Behind her, one soldier had closed the steel door. Three more slapped sheets of paper over the lock and hinges. Half a dozen hands held the sheets in place as others jabbed at the paper with tape or an incongruous tube of toothpaste, anything to create a seal.

 

“We should give up this door, too!” Mendelson yelled. “We need to get ahead of the nanotech! Don’t you see? It’s getting deeper into the complex because of us! It needs people!”

 

Two men had died because of her. That much was true.

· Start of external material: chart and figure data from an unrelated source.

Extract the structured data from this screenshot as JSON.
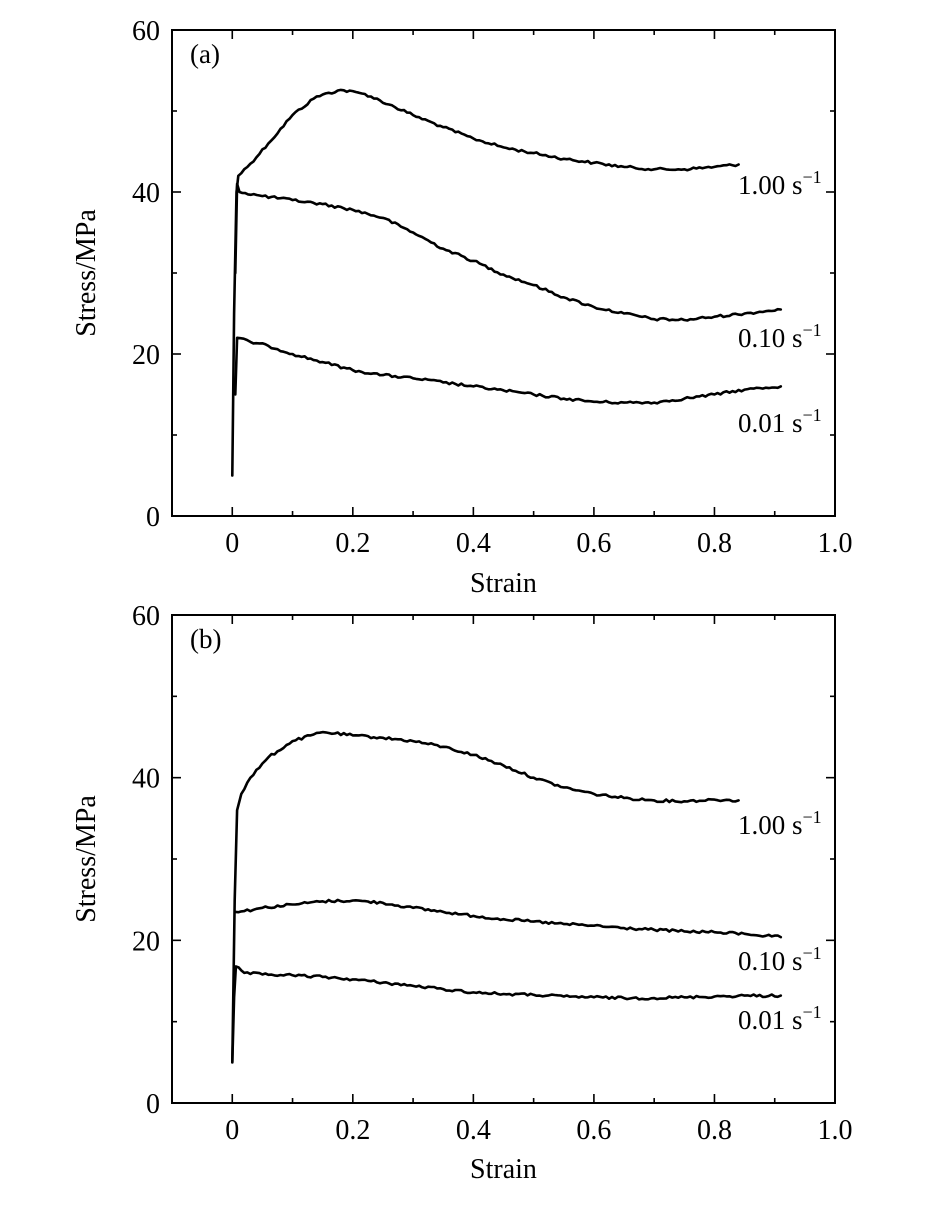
{
  "chart_data": [
    {
      "type": "line",
      "panel_label": "(a)",
      "xlabel": "Strain",
      "ylabel": "Stress/MPa",
      "xlim": [
        -0.1,
        1.0
      ],
      "ylim": [
        0,
        60
      ],
      "x_ticks": [
        "0",
        "0.2",
        "0.4",
        "0.6",
        "0.8",
        "1.0"
      ],
      "y_ticks": [
        "0",
        "20",
        "40",
        "60"
      ],
      "series": [
        {
          "name": "1.00 s",
          "superscript": "−1",
          "points": [
            [
              0,
              5
            ],
            [
              0.003,
              25
            ],
            [
              0.007,
              40
            ],
            [
              0.01,
              42
            ],
            [
              0.03,
              43.5
            ],
            [
              0.06,
              46
            ],
            [
              0.1,
              49.5
            ],
            [
              0.14,
              51.8
            ],
            [
              0.18,
              52.6
            ],
            [
              0.22,
              52.1
            ],
            [
              0.26,
              50.8
            ],
            [
              0.3,
              49.5
            ],
            [
              0.35,
              48
            ],
            [
              0.4,
              46.6
            ],
            [
              0.45,
              45.5
            ],
            [
              0.5,
              44.8
            ],
            [
              0.55,
              44.1
            ],
            [
              0.6,
              43.6
            ],
            [
              0.65,
              43.1
            ],
            [
              0.7,
              42.8
            ],
            [
              0.75,
              42.8
            ],
            [
              0.8,
              43.1
            ],
            [
              0.84,
              43.4
            ]
          ]
        },
        {
          "name": "0.10 s",
          "superscript": "−1",
          "points": [
            [
              0.005,
              30
            ],
            [
              0.008,
              41
            ],
            [
              0.012,
              40
            ],
            [
              0.05,
              39.5
            ],
            [
              0.1,
              39
            ],
            [
              0.15,
              38.5
            ],
            [
              0.2,
              37.8
            ],
            [
              0.25,
              36.8
            ],
            [
              0.3,
              35
            ],
            [
              0.35,
              33
            ],
            [
              0.4,
              31.5
            ],
            [
              0.45,
              29.8
            ],
            [
              0.5,
              28.5
            ],
            [
              0.55,
              27
            ],
            [
              0.6,
              25.8
            ],
            [
              0.65,
              25
            ],
            [
              0.7,
              24.3
            ],
            [
              0.75,
              24.2
            ],
            [
              0.8,
              24.6
            ],
            [
              0.85,
              25
            ],
            [
              0.91,
              25.5
            ]
          ]
        },
        {
          "name": "0.01 s",
          "superscript": "−1",
          "points": [
            [
              0.005,
              15
            ],
            [
              0.008,
              22
            ],
            [
              0.03,
              21.5
            ],
            [
              0.06,
              21
            ],
            [
              0.1,
              20
            ],
            [
              0.15,
              19
            ],
            [
              0.2,
              18
            ],
            [
              0.25,
              17.4
            ],
            [
              0.3,
              17
            ],
            [
              0.35,
              16.5
            ],
            [
              0.4,
              16
            ],
            [
              0.45,
              15.5
            ],
            [
              0.5,
              15
            ],
            [
              0.55,
              14.5
            ],
            [
              0.6,
              14.1
            ],
            [
              0.65,
              14
            ],
            [
              0.7,
              14
            ],
            [
              0.75,
              14.5
            ],
            [
              0.8,
              15
            ],
            [
              0.85,
              15.6
            ],
            [
              0.91,
              16
            ]
          ]
        }
      ]
    },
    {
      "type": "line",
      "panel_label": "(b)",
      "xlabel": "Strain",
      "ylabel": "Stress/MPa",
      "xlim": [
        -0.1,
        1.0
      ],
      "ylim": [
        0,
        60
      ],
      "x_ticks": [
        "0",
        "0.2",
        "0.4",
        "0.6",
        "0.8",
        "1.0"
      ],
      "y_ticks": [
        "0",
        "20",
        "40",
        "60"
      ],
      "series": [
        {
          "name": "1.00 s",
          "superscript": "−1",
          "points": [
            [
              0,
              5
            ],
            [
              0.004,
              25
            ],
            [
              0.008,
              36
            ],
            [
              0.015,
              38
            ],
            [
              0.03,
              40
            ],
            [
              0.06,
              42.5
            ],
            [
              0.1,
              44.5
            ],
            [
              0.15,
              45.6
            ],
            [
              0.2,
              45.2
            ],
            [
              0.25,
              44.9
            ],
            [
              0.3,
              44.5
            ],
            [
              0.35,
              43.8
            ],
            [
              0.4,
              42.8
            ],
            [
              0.45,
              41.5
            ],
            [
              0.5,
              40
            ],
            [
              0.55,
              38.8
            ],
            [
              0.6,
              38
            ],
            [
              0.65,
              37.5
            ],
            [
              0.7,
              37.2
            ],
            [
              0.75,
              37.1
            ],
            [
              0.8,
              37.3
            ],
            [
              0.84,
              37.2
            ]
          ]
        },
        {
          "name": "0.10 s",
          "superscript": "−1",
          "points": [
            [
              0.005,
              23.5
            ],
            [
              0.02,
              23.6
            ],
            [
              0.05,
              24
            ],
            [
              0.1,
              24.4
            ],
            [
              0.15,
              24.8
            ],
            [
              0.2,
              24.9
            ],
            [
              0.25,
              24.6
            ],
            [
              0.3,
              24
            ],
            [
              0.35,
              23.5
            ],
            [
              0.4,
              23
            ],
            [
              0.45,
              22.6
            ],
            [
              0.5,
              22.3
            ],
            [
              0.55,
              22
            ],
            [
              0.6,
              21.8
            ],
            [
              0.65,
              21.5
            ],
            [
              0.7,
              21.3
            ],
            [
              0.75,
              21.1
            ],
            [
              0.8,
              21
            ],
            [
              0.85,
              20.8
            ],
            [
              0.91,
              20.4
            ]
          ]
        },
        {
          "name": "0.01 s",
          "superscript": "−1",
          "points": [
            [
              0,
              5
            ],
            [
              0.003,
              13
            ],
            [
              0.006,
              16.8
            ],
            [
              0.02,
              16
            ],
            [
              0.05,
              15.8
            ],
            [
              0.1,
              15.7
            ],
            [
              0.15,
              15.5
            ],
            [
              0.2,
              15.2
            ],
            [
              0.25,
              14.8
            ],
            [
              0.3,
              14.4
            ],
            [
              0.35,
              14
            ],
            [
              0.4,
              13.6
            ],
            [
              0.45,
              13.4
            ],
            [
              0.5,
              13.3
            ],
            [
              0.55,
              13.1
            ],
            [
              0.6,
              13
            ],
            [
              0.65,
              12.9
            ],
            [
              0.7,
              12.9
            ],
            [
              0.75,
              13
            ],
            [
              0.8,
              13.1
            ],
            [
              0.85,
              13.2
            ],
            [
              0.91,
              13.2
            ]
          ]
        }
      ]
    }
  ]
}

Still, Deborah said, “No.”

 

She should have volunteered herself, but a CO couldn’t afford that luxury. If she’d taken the Marines’ place, she would be dead now, too, leaving Mendelson in charge, and either he didn’t have the guts or he didn’t understand. The air systems had been shut down, so an empty room might serve as a buffer—it might have been best to lock several doors and hope that some dead space between them and the infected soldiers would be enough—but they didn’t have any more space to give up. From this hallway, there were barely fifty yards left before they hit the command center. It was critical to protect the operations room. Otherwise they would be deaf and blind to the outside world even if they found their way into a few safe corners inside the complex—and then what?